Jin Seok-Joon, Jung Jin Ah, Cho Sang-Heon, Kim Un-Jib, Choe Sangmin, Ghim Jong-Lyul, Noh Yook-Hwan, Park Hyun-Jung, Kim Jung-Chul, Jung Jin-A, Lim Hyeong-Seok, Bae Kyun-Seop
Department of Clinical Pharmacology and Therapeutics, Asan Medical Center, University of Ulsan College of Medicine, Pungnap-2-dong, Seoul, Repubic of South Korea.
Int J Clin Pharmacol Ther. 2012 Aug;50(8):557-65. doi: 10.5414/CP201709.
To characterize the pharmacokinetics (PK) of letrozole by noncompartmental and mixed effect modeling analysis with the exploration of effect of body compositions on the PK.
The PK data of 52 normal healthy male subjects with intensive PK sampling from two separate studies were included in this analysis. Subjects were given a single oral administration of 2.5 mg letrozole (Femara®), an antiestrogenic aromatase inhibitor used to treat breast cancer. Letrozole concentrations were measured using validated high-performance liquid chromatography with tandem mass spectrometry. PK analysis was performed using NONMEM® 7.2 with first-order conditional estimation with interaction method. The association of body composition (body mass index, soft lean mass, fat free mass, body fat mass), CYP2A6 genotype (*1/*1, *1/*4), and CYP3A5 genotype (*1/*1, *1/*3, *3/*3) with the PK of letrozole were tested.
A two-compartment model with mixed first and zero order absorption and first order elimination best described the letrozole concentration-time profile. Body weight and body fat mass were significant covariates for central volume of distribution and peripheral volume of distribution (Vp), respectively. In another model built using more readily available body composition measures, body mass index was also a significant covariate of Vp. However, no significant association was shown between CYP2A6 and CYP3A5 genetic polymorphism and the PK of letrozole in this study.
Our results indicate that body weight, body fat mass, body mass index are associated with the volume of distribution of letrozole.

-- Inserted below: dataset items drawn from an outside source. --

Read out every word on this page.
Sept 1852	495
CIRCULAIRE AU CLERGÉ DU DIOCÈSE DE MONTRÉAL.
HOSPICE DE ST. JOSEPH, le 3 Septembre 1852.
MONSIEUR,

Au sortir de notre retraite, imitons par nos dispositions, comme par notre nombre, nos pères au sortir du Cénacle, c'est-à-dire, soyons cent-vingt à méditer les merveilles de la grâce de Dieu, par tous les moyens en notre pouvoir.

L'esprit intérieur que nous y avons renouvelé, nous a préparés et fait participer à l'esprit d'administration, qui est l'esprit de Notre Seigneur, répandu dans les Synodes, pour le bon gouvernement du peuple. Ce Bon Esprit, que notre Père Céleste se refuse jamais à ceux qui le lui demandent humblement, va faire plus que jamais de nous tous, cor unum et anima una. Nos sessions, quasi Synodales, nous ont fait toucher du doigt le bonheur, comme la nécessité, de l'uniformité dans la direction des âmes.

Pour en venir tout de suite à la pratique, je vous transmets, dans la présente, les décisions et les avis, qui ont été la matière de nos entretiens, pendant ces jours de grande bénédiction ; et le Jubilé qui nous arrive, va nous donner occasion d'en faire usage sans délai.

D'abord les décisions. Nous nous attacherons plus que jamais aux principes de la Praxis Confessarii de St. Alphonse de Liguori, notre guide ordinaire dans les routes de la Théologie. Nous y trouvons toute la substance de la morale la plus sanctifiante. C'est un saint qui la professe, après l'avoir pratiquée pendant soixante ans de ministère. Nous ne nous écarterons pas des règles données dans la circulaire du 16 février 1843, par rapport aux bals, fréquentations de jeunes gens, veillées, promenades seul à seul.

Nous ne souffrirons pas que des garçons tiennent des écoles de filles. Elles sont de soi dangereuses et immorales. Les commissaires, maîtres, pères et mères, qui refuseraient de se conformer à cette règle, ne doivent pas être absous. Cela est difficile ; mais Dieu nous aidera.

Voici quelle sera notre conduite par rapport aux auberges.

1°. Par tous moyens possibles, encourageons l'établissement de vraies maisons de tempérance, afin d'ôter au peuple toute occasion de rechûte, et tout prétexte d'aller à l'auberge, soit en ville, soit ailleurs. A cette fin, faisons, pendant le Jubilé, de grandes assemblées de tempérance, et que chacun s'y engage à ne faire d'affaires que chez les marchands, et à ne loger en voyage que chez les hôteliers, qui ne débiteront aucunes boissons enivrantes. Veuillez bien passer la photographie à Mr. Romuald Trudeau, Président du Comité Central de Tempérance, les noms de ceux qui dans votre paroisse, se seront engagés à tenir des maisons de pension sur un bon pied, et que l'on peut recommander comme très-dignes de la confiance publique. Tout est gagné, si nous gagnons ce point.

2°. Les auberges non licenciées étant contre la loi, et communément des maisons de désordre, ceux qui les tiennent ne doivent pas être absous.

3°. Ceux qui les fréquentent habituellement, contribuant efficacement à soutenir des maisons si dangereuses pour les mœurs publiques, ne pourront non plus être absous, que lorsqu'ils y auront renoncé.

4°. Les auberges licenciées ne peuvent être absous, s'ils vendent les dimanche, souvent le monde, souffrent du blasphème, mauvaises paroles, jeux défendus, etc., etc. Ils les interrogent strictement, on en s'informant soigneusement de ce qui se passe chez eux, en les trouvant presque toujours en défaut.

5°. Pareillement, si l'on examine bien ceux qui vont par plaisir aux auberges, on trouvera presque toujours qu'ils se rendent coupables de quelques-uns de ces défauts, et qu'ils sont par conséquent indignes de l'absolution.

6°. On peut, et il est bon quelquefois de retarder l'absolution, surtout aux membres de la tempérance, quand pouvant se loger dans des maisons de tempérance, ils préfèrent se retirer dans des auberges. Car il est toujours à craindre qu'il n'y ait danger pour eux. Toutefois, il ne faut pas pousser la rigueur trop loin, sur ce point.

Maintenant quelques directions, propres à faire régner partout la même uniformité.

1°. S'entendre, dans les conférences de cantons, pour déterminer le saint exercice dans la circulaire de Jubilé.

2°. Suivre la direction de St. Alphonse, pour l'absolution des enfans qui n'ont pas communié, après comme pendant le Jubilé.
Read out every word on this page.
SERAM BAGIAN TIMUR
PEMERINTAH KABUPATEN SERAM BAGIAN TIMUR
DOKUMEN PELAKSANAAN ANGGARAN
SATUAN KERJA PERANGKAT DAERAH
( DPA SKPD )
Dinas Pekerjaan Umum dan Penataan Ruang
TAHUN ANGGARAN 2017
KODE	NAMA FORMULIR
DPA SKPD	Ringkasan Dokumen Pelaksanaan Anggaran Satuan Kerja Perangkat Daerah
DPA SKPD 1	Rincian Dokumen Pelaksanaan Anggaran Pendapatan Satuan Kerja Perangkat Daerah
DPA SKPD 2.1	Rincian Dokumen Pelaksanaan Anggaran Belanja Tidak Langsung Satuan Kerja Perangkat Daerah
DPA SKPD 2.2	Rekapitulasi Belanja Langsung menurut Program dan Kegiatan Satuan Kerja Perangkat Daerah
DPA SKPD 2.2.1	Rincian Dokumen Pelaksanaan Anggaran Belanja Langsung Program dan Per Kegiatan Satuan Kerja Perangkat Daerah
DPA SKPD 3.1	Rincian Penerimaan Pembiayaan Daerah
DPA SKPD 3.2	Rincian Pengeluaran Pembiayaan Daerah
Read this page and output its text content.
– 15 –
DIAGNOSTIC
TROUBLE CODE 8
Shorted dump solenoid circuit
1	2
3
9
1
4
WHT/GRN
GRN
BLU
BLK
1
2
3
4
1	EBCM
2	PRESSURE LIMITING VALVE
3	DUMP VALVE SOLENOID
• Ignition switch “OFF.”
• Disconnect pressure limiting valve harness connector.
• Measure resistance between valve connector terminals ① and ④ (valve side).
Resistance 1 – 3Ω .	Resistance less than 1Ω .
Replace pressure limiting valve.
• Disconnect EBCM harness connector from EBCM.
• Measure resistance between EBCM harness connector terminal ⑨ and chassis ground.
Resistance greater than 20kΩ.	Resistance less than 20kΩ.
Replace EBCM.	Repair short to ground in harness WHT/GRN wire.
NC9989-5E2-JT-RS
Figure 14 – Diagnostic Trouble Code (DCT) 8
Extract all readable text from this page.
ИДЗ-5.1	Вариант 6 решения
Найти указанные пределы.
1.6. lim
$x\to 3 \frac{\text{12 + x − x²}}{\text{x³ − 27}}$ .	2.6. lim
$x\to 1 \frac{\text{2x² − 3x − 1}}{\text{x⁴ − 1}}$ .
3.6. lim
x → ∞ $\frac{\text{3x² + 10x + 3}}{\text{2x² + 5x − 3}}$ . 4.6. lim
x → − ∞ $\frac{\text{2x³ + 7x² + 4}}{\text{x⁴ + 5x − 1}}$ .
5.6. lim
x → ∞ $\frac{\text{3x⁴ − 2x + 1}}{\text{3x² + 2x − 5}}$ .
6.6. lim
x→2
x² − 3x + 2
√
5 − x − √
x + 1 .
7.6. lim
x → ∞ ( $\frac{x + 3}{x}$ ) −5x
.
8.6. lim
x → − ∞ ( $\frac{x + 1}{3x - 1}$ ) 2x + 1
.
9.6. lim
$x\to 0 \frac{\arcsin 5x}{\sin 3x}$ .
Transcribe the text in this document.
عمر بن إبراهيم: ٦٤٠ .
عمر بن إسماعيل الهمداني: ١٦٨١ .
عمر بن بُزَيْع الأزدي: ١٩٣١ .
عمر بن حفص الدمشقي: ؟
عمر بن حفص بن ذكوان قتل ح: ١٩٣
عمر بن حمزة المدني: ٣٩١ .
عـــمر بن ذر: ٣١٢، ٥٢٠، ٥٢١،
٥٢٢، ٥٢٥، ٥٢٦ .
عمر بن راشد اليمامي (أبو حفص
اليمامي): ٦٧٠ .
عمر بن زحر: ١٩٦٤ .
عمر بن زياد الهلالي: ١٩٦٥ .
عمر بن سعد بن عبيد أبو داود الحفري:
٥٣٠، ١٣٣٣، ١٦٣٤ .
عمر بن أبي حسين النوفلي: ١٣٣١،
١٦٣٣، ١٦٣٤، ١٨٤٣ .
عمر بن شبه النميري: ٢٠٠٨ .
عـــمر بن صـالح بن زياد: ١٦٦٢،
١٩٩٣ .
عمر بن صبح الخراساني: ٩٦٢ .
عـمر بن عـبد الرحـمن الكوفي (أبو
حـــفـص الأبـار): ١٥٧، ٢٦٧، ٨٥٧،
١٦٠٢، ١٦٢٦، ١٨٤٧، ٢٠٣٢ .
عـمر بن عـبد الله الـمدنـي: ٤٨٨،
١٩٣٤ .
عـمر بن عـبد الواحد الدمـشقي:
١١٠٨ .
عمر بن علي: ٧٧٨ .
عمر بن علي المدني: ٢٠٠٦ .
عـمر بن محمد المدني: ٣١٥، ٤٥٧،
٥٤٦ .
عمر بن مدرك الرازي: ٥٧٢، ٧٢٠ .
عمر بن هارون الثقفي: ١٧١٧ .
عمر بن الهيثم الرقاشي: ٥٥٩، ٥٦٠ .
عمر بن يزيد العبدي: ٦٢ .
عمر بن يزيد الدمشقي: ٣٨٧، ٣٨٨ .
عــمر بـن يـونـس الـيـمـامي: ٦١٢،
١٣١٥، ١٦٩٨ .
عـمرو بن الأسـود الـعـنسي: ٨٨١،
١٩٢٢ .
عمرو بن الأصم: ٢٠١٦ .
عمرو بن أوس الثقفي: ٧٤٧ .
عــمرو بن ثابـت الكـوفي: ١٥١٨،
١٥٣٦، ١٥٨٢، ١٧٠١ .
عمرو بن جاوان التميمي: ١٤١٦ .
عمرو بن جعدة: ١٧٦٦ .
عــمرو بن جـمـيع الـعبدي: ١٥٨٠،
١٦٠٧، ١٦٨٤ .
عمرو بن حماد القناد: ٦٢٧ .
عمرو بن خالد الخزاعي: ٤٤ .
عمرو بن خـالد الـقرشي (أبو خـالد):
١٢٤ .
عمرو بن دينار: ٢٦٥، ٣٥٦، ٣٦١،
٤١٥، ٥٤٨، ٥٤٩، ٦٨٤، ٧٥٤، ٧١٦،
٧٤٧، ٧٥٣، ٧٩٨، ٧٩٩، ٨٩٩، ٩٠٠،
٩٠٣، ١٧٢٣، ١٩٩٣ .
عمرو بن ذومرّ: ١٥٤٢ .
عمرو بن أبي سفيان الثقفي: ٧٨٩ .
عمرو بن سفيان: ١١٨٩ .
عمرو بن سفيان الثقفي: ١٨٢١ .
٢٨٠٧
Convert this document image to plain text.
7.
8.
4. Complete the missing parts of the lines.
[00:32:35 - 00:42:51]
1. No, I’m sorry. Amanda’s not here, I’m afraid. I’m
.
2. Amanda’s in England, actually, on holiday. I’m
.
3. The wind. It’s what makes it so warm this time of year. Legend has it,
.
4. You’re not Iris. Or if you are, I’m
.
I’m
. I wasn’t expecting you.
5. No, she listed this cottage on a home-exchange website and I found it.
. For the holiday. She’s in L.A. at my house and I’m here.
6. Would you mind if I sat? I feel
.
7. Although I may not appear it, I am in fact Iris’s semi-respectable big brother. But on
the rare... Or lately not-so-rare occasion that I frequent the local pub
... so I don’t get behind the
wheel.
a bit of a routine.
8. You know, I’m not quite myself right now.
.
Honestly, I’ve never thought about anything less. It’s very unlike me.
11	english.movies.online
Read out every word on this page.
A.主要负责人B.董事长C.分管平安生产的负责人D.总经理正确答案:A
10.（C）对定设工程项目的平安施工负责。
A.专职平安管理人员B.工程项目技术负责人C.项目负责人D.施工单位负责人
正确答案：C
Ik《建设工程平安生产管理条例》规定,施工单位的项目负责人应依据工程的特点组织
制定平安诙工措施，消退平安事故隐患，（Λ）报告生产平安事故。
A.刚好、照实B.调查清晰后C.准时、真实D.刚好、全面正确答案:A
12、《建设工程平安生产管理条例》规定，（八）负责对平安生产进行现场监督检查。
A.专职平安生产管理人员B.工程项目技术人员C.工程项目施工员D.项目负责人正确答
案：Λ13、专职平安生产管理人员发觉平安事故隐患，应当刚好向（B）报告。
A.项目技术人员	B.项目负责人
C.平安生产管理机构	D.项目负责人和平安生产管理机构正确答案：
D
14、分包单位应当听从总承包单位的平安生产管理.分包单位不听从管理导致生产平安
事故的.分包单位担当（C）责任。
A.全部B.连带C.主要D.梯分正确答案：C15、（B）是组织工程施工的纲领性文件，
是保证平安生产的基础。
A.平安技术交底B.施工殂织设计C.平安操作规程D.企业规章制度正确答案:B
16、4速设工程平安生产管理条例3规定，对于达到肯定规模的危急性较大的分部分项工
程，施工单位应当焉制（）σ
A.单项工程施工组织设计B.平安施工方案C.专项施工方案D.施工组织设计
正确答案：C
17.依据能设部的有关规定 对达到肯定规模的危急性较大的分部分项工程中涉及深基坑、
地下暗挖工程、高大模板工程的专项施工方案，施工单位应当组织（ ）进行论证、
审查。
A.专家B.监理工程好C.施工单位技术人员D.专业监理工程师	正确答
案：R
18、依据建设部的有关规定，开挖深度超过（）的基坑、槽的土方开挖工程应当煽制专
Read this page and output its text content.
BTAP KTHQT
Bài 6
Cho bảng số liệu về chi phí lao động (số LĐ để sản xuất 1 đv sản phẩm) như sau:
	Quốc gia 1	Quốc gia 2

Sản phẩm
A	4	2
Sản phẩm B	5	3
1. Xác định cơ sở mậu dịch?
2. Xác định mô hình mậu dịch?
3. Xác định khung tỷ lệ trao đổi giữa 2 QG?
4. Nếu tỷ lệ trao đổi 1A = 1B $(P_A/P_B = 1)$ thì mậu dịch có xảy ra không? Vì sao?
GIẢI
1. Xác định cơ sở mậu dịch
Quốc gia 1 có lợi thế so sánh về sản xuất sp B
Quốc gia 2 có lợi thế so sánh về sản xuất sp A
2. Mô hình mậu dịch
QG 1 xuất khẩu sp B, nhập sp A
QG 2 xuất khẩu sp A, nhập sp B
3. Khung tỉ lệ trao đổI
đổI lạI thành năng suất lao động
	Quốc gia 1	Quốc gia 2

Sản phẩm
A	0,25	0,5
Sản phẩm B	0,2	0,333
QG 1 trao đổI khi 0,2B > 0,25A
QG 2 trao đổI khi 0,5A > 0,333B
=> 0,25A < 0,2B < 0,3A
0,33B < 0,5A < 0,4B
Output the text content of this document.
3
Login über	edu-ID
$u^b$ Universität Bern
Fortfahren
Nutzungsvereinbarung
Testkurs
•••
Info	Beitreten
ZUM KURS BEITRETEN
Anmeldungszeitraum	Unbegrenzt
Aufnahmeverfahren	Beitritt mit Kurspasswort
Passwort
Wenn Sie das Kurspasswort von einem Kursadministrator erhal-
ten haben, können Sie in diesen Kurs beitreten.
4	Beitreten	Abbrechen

This study provides an initial step toward the development of individualized letrozole therapy based on body composition.
通过非房室模型和混合效应模型分析来表征来曲唑的药代动力学(PK),并探究身体组成对PK的影响。
本分析纳入了来自两项独立研究的52名正常健康男性受试者的PK数据,这些受试者进行了密集的PK采样。受试者单次口服2.5mg来曲唑(芙瑞®),这是一种用于治疗乳腺癌的抗雌激素芳香化酶抑制剂。使用经过验证的高效液相色谱串联质谱法测量来曲唑浓度。使用NONMEM® 7.2采用带交互作用的一阶条件估计法进行PK分析。测试了身体组成(体重指数、瘦软组织质量、去脂体重、体脂肪量)、CYP2A6基因型(*1/*1、*1/*4)和CYP3A5基因型(*1/*1、*1/*3、*3/*3)与来曲唑PK的相关性。
具有混合一阶和零阶吸收以及一阶消除的二室模型最能描述来曲唑的浓度-时间曲线。体重和体脂肪量分别是中央分布容积和外周分布容积(Vp)的显著协变量。在另一个使用更容易获得的身体组成测量值建立的模型中,体重指数也是Vp的显著协变量。然而,在本研究中,未显示CYP2A6和CYP3A5基因多态性与来曲唑的PK之间存在显著相关性。
我们的结果表明,体重、体脂肪量、体重指数与来曲唑的分布容积相关。本研究为基于身体组成开发个体化来曲唑治疗迈出了第一步。